It’s official _ lawyerisation continues apace. The legal profession is growing, getting richer and more male-dominated.
The Australian Bureau of Statistics put out a report last week on the legal-services industry showing a modest increase in employment of 14 per cent between June 1988 and June 1993 (against a five per cent increase in total Australian employment).
But the figure disguises an even greater increase in the number of practising lawyers and a large increase in their incomes.
Practising lawyers took the lion’s share of the increase in people and money in the legal-services industry. Overall, employment in the industry went up 14 per cent, but the number of practising lawyers went up 35 per cent.
As with most industries, there are fewer support staff _ secretaries, messengers, cleaners and other hangers on. In 1988 only 34 per cent of the industry’s workers were practising lawyers; in 1993 it was 40 per cent. The lawyers have got more efficient. But they have not passed on the saving to the public. They have kept it themselves.

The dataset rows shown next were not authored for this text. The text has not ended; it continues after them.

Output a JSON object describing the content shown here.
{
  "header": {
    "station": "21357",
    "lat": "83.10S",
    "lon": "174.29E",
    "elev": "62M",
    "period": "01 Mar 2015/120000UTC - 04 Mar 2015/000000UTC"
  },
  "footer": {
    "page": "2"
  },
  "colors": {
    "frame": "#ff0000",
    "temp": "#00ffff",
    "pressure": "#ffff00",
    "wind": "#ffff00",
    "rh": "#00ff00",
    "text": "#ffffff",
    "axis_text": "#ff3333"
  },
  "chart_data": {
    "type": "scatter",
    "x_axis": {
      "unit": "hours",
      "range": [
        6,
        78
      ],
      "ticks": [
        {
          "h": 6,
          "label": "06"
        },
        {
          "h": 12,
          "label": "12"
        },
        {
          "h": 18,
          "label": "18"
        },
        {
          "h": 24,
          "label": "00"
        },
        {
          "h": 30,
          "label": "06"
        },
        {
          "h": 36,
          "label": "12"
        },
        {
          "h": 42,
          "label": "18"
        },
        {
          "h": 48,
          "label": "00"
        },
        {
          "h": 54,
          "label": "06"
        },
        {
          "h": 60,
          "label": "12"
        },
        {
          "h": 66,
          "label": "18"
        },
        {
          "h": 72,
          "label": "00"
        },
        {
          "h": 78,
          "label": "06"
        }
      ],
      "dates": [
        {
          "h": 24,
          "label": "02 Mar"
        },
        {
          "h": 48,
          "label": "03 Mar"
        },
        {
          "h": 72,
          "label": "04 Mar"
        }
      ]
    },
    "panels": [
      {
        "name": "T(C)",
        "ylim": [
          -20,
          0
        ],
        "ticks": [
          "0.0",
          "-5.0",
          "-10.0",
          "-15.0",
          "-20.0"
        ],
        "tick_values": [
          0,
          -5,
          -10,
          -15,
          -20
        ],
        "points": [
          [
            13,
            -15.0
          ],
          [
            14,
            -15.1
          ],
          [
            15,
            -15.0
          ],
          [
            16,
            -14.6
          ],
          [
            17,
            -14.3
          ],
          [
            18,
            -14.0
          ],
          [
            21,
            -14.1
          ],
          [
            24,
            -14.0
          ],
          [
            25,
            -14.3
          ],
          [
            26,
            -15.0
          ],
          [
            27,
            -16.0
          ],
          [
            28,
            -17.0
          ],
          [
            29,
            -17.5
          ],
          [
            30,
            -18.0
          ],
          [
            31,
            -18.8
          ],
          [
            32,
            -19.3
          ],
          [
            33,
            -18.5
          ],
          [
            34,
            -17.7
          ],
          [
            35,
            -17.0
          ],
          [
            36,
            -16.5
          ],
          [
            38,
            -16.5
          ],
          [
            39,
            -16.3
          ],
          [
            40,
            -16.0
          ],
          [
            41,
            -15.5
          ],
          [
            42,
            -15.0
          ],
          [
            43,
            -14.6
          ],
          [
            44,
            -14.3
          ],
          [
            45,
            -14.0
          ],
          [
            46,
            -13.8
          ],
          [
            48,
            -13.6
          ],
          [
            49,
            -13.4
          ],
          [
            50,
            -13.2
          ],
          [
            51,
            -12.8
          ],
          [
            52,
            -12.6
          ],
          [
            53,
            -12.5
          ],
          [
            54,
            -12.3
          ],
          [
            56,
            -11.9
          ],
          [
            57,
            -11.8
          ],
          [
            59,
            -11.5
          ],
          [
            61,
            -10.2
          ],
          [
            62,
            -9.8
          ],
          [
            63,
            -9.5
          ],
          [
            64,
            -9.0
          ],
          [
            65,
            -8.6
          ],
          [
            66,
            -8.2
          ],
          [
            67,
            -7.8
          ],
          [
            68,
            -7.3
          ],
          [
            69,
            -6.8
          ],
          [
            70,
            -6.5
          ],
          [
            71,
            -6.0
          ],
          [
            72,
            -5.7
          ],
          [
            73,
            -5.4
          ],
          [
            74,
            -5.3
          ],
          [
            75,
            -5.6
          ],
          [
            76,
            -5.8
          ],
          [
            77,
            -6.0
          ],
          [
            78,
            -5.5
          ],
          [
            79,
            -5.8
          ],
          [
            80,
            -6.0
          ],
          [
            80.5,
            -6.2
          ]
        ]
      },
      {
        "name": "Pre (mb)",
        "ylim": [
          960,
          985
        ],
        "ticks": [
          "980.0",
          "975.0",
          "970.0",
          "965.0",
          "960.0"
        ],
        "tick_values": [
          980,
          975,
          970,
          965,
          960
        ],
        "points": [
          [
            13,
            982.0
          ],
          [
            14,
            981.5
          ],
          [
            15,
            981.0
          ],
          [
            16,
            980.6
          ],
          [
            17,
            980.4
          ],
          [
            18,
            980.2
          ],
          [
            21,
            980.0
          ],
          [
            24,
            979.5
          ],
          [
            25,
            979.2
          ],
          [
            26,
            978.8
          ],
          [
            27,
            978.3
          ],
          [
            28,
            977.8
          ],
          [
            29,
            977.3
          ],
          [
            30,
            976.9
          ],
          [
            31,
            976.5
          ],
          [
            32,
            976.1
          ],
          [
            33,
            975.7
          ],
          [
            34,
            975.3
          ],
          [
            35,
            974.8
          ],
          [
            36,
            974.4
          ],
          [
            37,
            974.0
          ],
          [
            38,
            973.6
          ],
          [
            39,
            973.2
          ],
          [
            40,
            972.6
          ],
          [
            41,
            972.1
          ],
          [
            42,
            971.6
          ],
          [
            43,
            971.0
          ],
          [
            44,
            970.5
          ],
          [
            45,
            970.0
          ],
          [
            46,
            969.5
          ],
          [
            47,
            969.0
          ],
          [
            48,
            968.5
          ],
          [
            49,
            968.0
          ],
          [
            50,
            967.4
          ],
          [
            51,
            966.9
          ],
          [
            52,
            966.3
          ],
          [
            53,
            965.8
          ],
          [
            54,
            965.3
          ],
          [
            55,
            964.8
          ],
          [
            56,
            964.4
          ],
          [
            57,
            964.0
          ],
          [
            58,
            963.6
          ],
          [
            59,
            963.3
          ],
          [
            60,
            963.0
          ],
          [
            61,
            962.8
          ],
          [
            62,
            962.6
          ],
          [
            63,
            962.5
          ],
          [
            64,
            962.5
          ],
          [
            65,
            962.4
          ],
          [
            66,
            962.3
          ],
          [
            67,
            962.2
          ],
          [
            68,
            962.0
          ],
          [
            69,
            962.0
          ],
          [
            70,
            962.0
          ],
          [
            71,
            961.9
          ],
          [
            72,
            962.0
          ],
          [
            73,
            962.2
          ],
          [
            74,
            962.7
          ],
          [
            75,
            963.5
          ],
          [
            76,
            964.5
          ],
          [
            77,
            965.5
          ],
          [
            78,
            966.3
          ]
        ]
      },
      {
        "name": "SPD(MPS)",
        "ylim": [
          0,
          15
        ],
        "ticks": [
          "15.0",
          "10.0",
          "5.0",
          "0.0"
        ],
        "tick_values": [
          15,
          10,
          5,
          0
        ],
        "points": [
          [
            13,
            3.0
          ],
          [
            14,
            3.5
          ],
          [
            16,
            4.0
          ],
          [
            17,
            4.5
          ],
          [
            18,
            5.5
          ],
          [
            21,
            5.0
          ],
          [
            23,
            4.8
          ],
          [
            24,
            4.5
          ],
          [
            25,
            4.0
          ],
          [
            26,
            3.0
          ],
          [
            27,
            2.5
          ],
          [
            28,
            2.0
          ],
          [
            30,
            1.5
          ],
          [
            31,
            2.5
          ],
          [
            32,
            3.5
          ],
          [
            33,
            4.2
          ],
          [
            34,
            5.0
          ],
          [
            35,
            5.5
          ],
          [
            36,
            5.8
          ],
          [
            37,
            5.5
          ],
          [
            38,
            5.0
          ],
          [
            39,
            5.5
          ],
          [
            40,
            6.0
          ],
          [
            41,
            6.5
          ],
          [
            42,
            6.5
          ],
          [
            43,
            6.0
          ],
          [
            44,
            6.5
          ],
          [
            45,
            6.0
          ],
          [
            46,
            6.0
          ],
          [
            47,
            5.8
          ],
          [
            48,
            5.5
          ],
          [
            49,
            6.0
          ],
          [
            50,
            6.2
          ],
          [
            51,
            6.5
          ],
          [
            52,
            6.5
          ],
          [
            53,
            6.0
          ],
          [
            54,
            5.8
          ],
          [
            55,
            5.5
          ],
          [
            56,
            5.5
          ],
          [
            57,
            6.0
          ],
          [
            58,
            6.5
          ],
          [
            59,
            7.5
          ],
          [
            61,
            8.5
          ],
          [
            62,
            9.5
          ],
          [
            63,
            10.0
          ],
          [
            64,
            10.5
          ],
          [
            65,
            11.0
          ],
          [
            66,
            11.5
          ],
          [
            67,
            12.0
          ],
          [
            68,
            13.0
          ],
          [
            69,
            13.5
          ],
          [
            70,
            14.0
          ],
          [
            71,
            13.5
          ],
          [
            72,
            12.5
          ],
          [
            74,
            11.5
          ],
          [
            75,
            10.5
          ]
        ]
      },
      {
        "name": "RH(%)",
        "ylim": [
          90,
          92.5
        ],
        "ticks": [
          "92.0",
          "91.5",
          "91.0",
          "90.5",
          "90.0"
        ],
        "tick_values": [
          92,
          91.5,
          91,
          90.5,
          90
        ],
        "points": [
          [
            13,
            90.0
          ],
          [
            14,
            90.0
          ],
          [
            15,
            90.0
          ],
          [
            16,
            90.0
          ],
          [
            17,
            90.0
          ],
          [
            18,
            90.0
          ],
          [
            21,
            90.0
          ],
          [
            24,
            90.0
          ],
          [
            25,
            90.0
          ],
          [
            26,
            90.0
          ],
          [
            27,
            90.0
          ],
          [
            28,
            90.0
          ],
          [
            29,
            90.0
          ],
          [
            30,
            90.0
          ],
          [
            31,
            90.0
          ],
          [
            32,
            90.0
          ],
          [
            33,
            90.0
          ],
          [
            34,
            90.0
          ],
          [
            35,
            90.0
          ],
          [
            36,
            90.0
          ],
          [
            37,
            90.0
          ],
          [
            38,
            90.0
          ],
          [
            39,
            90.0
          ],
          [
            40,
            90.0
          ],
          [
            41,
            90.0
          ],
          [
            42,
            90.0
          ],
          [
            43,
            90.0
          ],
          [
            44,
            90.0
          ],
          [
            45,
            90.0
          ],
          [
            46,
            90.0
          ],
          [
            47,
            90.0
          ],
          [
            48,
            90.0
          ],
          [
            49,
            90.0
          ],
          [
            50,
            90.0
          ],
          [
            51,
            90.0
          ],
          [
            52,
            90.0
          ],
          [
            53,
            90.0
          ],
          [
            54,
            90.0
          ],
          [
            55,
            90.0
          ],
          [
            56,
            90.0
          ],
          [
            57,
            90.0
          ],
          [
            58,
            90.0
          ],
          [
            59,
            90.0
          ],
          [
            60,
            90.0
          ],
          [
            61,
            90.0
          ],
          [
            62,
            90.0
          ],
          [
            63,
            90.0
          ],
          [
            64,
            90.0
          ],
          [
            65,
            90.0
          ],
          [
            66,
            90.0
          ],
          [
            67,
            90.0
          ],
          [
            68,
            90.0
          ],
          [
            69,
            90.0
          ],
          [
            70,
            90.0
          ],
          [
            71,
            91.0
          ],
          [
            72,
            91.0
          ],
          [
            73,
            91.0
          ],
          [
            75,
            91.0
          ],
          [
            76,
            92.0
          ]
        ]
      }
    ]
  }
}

Profit per legal business has gone up 47 per cent against a 26 per cent increase in the CPI. The overall income of legal business doubled in the five years. The number of businesses increased by 37 per cent.
In 1988 there was one practising lawyer per 905 people, by 1993 it was one lawyer per 715. Presumably the trend continues. The concentration is highest in NSW. There is now one practising lawyer for every 609 people in NSW. This has reached Californian proportions.
Females have done worse than males. Females make up 85 per cent of the non-lawyer part of the industry (the non-growth, low-paid area).
The professional bodies like to give the impression of the struggling suburban solicitor diligently drafting the family will and looking after the family business, or the gaunt barrister looking for a few crumbs around the courtrooms.
Not so. The ABS figures (and the trends extracted from them) indicate our gut instincts are right: more lawyers earning more money.
We are talking lawyers in the business of lawyering here; we are not talking people with legal qualifications who work in government, property development, or worse, the Press, or who have gone off to more useful fields such as plumbing.
The figures come a week after the Chief Justice, Sir Gerard Brennan, lamented that there were not enough competent people to appoint as judges. The lawyers were staying in the profession. Small wonder; the pay is better than on the Bench. The judges merely get CPI increases, so they are getting left behind. The fact the judiciary is scratching about a bit to get lawyers to come on to the Bench is perhaps one of the least malignant aspects of the increase in the number of lawyers and the extent of their monetary take.
There is a worse aspect. You cannot blame the lawyers if foolish governments ever increase the scope for their work. Every year, Federal and state Parliaments churn out ever more legislation of increasing complexity. They set up ever more tribunals arbitrating of ever more created “rights”.
The aim is well-intentioned: to ensure justice rather than unfairness in a whole range of human activity and to tighten financial and corporate regulations to prevent crooks from getting away with it.
It seems a forlorn hope. The regulations to ensure fairness are abused by the unworthy. The regulations to prevent financial crookedness cause burdens for the honest and are circumvented by the dishonest.
You cannot regulate for morality and the attempt to do so seems only to compound the problem, engendering a view that law and regulation alone become the reference point for legitimacy of conduct. If the employer/landlord/public-service decision-maker/teacher does not do things exactly by the book then you can get the decision overturned and compensation. All form and no substance. If the regulations or law do not exactly spell out proscribed conduct then you can get away with breaking their spirit if not their letter _ and you can pay a lawyer to help you.
As we increase the number of lawyers and pages of legislation all the indications point to more not less unfairness and financial crookedness in Australia.